Ordures ménagères : une disgrâce

OPINION / Je suis citoyen du Plateau de Hull et je viens d’apprendre, avec la plus grande consternation, le changement proposé par le conseil municipal de la Ville de Gatineau limitant, notamment, la quantité d’ordures ménagères pouvant être disposée aux deux semaines à 120 litres pour les résidences unifamiliales. La mesure prévoit aussi que, pour ceux qui ne peuvent se limiter à cette quantité, des pénalités financières sont prévues pour chaque sac supplémentaire.

Cette mesure, plutôt que de viser et punir les personnes qui abusent du système de collecte, punit en fait les personnes qui en ont le plus besoin. Il s’agit en fait d’une taxe déguisée régressive qui touchera en premier lieu les familles avec de jeunes enfants, les personnes démunies et organismes communautaires comme les garderies.

Votre mesure entend forcer les personnes à composter plus, afin de réduire la quantité de déchets qui doivent être enfouis au dépotoir? Avez-vous seulement une idée de la proportion des déchets qui proviennent de restants de tables qui sont jetés dans les ordures? Pour nous, ces déchets constituent seulement environ 5 % de toutes nos ordures. Pour le reste, il s’agit de déchets de consommation courants (plastiques non recyclables, matières organiques non compostables, couches jetables, etc). Pour une famille avec deux enfants, il est tout à fait normal et raisonnable de produire 240 litres d’ordures aux deux semaines et votre réglementation devrait pouvoir au moins les accommoder en imposant une limite qui soit réaliste et adaptée à leur réalité.

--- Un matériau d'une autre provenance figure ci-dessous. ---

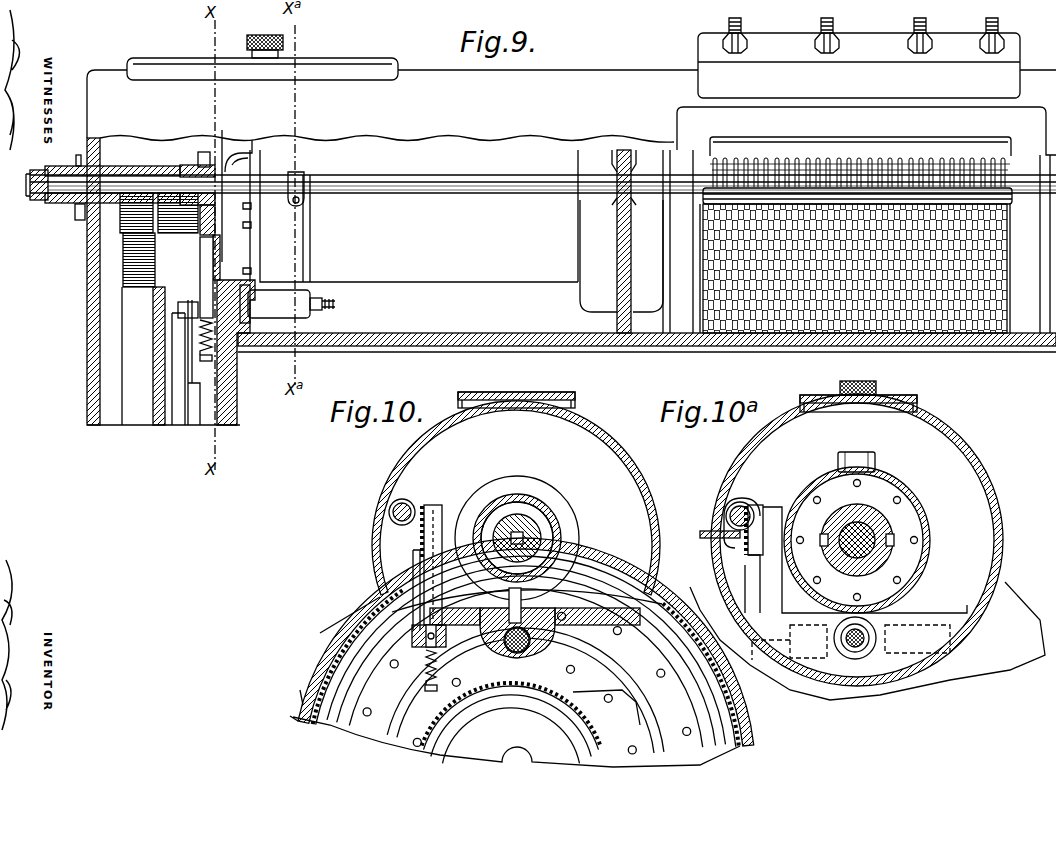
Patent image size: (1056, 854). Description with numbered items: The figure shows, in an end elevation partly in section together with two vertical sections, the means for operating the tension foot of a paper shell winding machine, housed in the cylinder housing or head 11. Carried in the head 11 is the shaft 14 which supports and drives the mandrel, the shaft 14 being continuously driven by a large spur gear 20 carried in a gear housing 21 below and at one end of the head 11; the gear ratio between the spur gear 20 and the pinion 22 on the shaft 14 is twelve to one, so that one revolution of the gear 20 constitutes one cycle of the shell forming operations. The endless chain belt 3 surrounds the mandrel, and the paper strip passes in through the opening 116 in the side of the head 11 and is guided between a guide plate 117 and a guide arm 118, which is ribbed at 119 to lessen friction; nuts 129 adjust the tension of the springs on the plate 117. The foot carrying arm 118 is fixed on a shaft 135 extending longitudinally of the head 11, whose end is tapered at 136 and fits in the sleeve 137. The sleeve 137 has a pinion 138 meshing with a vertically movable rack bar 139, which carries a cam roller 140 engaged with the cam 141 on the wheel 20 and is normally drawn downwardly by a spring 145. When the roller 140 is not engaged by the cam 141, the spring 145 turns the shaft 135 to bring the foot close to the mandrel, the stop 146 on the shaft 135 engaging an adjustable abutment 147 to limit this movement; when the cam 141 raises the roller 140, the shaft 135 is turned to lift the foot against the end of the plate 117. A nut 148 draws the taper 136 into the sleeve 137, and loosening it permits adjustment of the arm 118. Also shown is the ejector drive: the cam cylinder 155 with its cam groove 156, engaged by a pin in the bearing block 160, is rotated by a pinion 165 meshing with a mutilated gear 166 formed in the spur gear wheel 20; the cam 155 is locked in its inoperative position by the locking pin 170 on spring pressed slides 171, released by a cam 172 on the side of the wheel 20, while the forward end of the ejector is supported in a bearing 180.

In FIG. 9, the endless chain belt 3 is at (820, 318).
In FIG. 9, the cylinder housing or head 11 is at (1025, 343).
In FIG. 10, the cylinder housing or head 11 is at (620, 455).
In FIG. 10A, the cylinder housing or head 11 is at (988, 482).
In FIG. 10, the shaft 14 is at (522, 505).
In FIG. 10A, the shaft 14 is at (848, 560).
In FIG. 9, the spur gear 20 is at (150, 425).
In FIG. 10, the spur gear 20 is at (320, 672).
In FIG. 10, the gear housing 21 is at (298, 696).
In FIG. 10A, the gear housing 21 is at (1012, 655).
In FIG. 9, the pinion 22 is at (128, 216).
In FIG. 9, the opening 116 is at (900, 152).
In FIG. 9, the guide plate 117 is at (943, 152).
In FIG. 9, the guide arm 118 is at (803, 180).
In FIG. 9, the ribs 119 is at (854, 178).
In FIG. 9, the nuts 129 is at (748, 35).
In FIG. 9, the shaft 135 is at (525, 196).
In FIG. 10, the shaft 135 is at (389, 512).
In FIG. 10A, the shaft 135 is at (722, 505).
In FIG. 9, the taper 136 is at (195, 178).
In FIG. 9, the sleeve 137 is at (156, 166).
In FIG. 9, the pinion 138 is at (215, 168).
In FIG. 10, the pinion 138 is at (448, 492).
In FIG. 10A, the pinion 138 is at (755, 505).
In FIG. 9, the rack bar 139 is at (222, 200).
In FIG. 10, the rack bar 139 is at (420, 540).
In FIG. 10A, the rack bar 139 is at (755, 545).
In FIG. 9, the cam roller 140 is at (196, 302).
In FIG. 10, the cam roller 140 is at (446, 648).
In FIG. 9, the cam 141 is at (180, 355).
In FIG. 10, the cam 141 is at (368, 697).
In FIG. 9, the spring 145 is at (215, 350).
In FIG. 10, the spring 145 is at (428, 683).
In FIG. 9, the stop 146 is at (302, 202).
In FIG. 10A, the stop 146 is at (725, 538).
In FIG. 9, the adjustable abutment 147 is at (302, 212).
In FIG. 10A, the adjustable abutment 147 is at (705, 530).
In FIG. 9, the nut 148 is at (42, 196).
In FIG. 10, the cam cylinder 155 is at (535, 518).
In FIG. 10A, the cam cylinder 155 is at (878, 558).
In FIG. 10A, the cam groove 156 is at (893, 542).
In FIG. 9, the bearing block 160 is at (252, 150).
In FIG. 9, the pinion 165 is at (157, 260).
In FIG. 10, the mutilated gear 166 is at (648, 600).
In FIG. 10, the locking pin 170 is at (545, 604).
In FIG. 9, the spring pressed slide 171 is at (336, 304).
In FIG. 10, the spring pressed slide 171 is at (502, 655).
In FIG. 10A, the spring pressed slide 171 is at (878, 640).
In FIG. 10, the cam 172 is at (600, 648).
In FIG. 9, the bearing 180 is at (600, 300).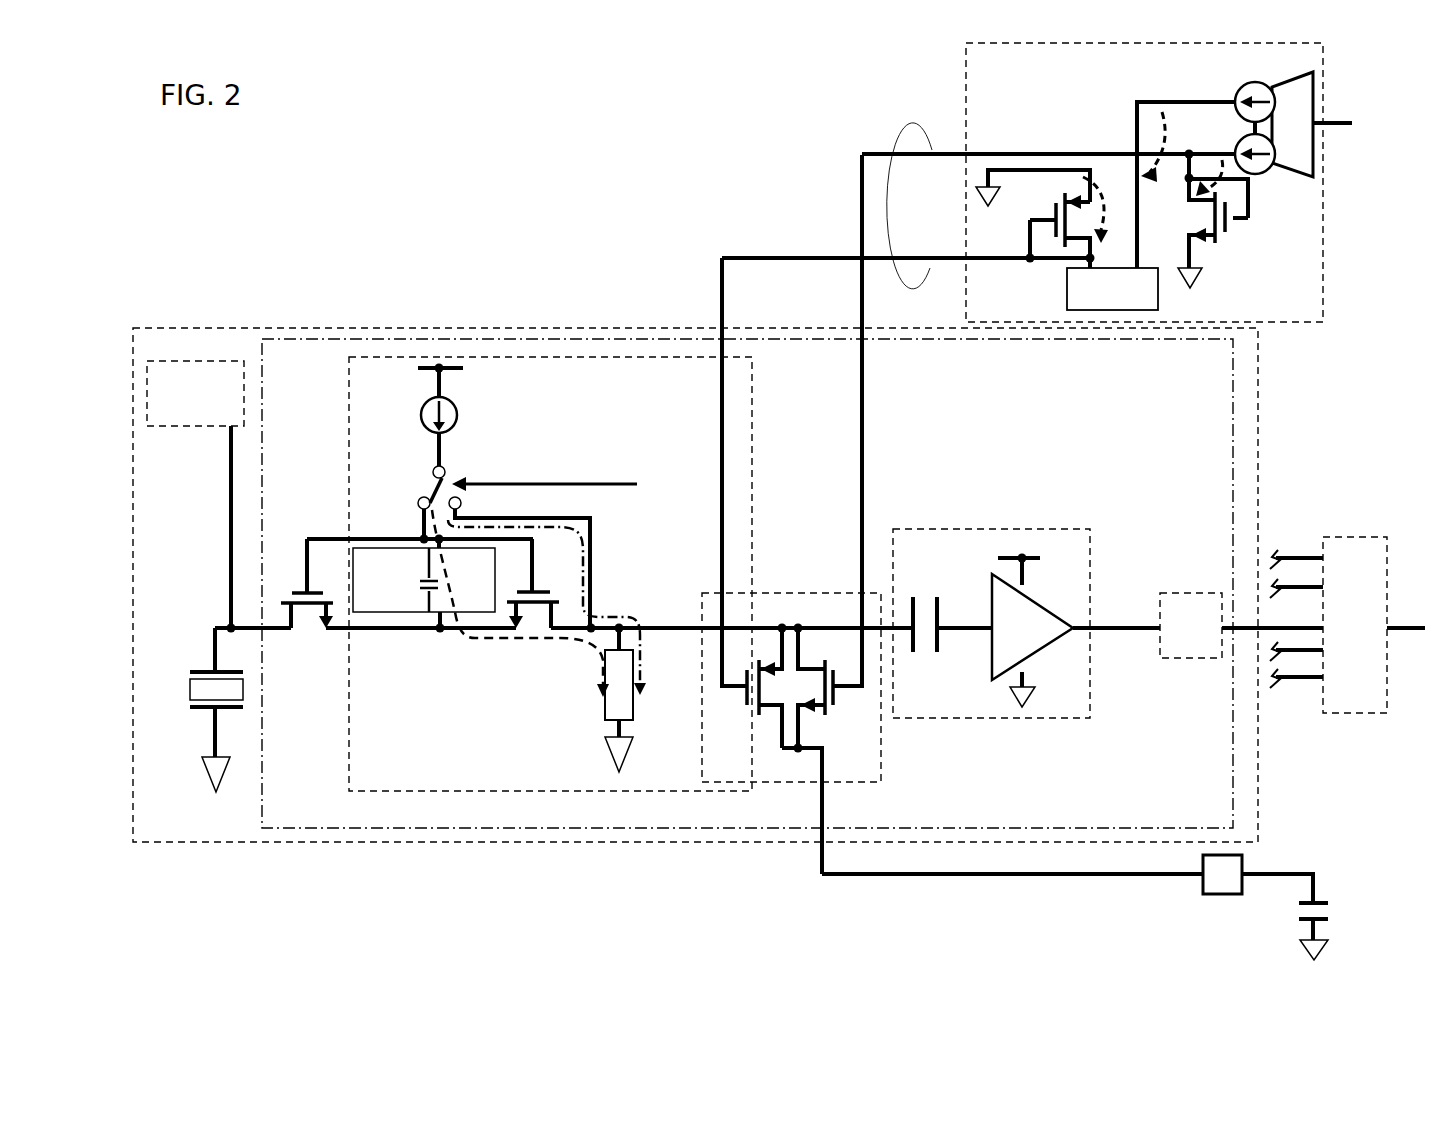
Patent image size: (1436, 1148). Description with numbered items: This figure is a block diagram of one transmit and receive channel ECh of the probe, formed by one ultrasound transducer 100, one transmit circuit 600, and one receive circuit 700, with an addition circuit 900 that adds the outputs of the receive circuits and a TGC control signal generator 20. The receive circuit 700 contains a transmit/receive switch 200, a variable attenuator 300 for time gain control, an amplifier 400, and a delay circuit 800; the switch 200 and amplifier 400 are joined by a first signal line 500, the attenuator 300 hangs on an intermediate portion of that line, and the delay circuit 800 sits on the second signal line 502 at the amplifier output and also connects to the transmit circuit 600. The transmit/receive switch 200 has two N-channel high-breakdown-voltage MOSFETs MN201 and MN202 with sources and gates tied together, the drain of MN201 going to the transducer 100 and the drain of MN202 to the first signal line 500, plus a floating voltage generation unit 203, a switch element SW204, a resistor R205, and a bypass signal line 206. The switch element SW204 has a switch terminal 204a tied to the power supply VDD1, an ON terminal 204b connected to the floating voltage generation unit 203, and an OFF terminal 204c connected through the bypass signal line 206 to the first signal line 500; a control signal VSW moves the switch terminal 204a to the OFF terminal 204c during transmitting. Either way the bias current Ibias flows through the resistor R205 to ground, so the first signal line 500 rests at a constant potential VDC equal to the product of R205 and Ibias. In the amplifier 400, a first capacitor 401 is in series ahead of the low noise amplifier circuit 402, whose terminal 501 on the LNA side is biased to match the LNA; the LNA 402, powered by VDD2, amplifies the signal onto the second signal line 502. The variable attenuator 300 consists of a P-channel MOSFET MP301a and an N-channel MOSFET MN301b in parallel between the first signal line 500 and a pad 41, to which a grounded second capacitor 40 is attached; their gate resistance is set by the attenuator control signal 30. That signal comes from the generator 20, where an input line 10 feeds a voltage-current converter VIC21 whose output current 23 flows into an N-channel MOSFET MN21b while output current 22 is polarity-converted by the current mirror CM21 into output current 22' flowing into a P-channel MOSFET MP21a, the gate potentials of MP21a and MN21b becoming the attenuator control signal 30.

The TGC control signal output 10 is at (1335, 113).
The TGC control signal generator 20 is at (1148, 220).
The output current 22 is at (1169, 161).
The output current 22' is at (1078, 169).
The output current 23 is at (1205, 150).
The attenuator control signal 30 is at (885, 138).
The second capacitor 40 is at (1333, 903).
The pad 41 is at (1225, 865).
The ultrasound transducer 100 is at (207, 657).
The transmit/receive switch 200 is at (403, 357).
The floating voltage generation unit 203 is at (398, 607).
The switch terminal 204a is at (426, 477).
The ON terminal 204b is at (418, 501).
The OFF terminal 204c is at (462, 503).
The bypass signal line 206 is at (603, 537).
The variable attenuator 300 is at (861, 514).
The amplifier 400 is at (1036, 653).
The first capacitor 401 is at (927, 596).
The low noise amplifier circuit 402 is at (1040, 608).
The first signal line 500 is at (685, 625).
The terminal 501 is at (960, 633).
The second signal line 502 is at (1110, 618).
The transmit circuit 600 is at (217, 362).
The receive circuit 700 is at (690, 339).
The delay circuit 800 is at (1186, 593).
The addition circuit 900 is at (1362, 560).
The switch element SW204 is at (467, 532).
The transmit/receive switch high-breakdown-voltage N-channel MOSFET MN201 is at (307, 618).
The transmit/receive switch high-breakdown-voltage N-channel MOSFET MN202 is at (535, 612).
The resistor R205 is at (604, 712).
The P-channel MOSFET MP301a is at (738, 703).
The N-channel MOSFET MN301b is at (838, 706).
The P-channel MOSFET MP21a is at (1049, 211).
The N-channel MOSFET MN21b is at (1233, 228).
The voltage-current converter VIC21 is at (1297, 173).
The current mirror CM21 is at (1112, 284).
The transmit and receive channel ECh is at (193, 328).
The power supply VDD1 is at (465, 379).
The power supply VDD2 is at (1022, 547).
The control signal VSW is at (544, 477).
The potential of the first signal line VDC is at (654, 610).
The bias current Ibias is at (462, 431).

Votre mesure qui été conçue selon la formule du « one-size-fits-all » est une pure aberration qui semble arriver tout droit du Pays des Merveilles. Selon toute vraisemblance, cette mesure combinée à celle visant les ordures encombrantes, entraînera des effets pervers, sinon désastreux, parce que plusieurs citoyens refuseront carrément de payer cette taxe déguisée, notamment en jetant leurs ordures dans les terrains vagues, lieux publics et privés, poubelles partagées et poubelles commerciales, ou en jetant leurs matières non-recyclables dans les bacs à recyclage, ce qui aura pour effet de pelleter les coûts de la gestion des ordures dans la cour des centres de tri.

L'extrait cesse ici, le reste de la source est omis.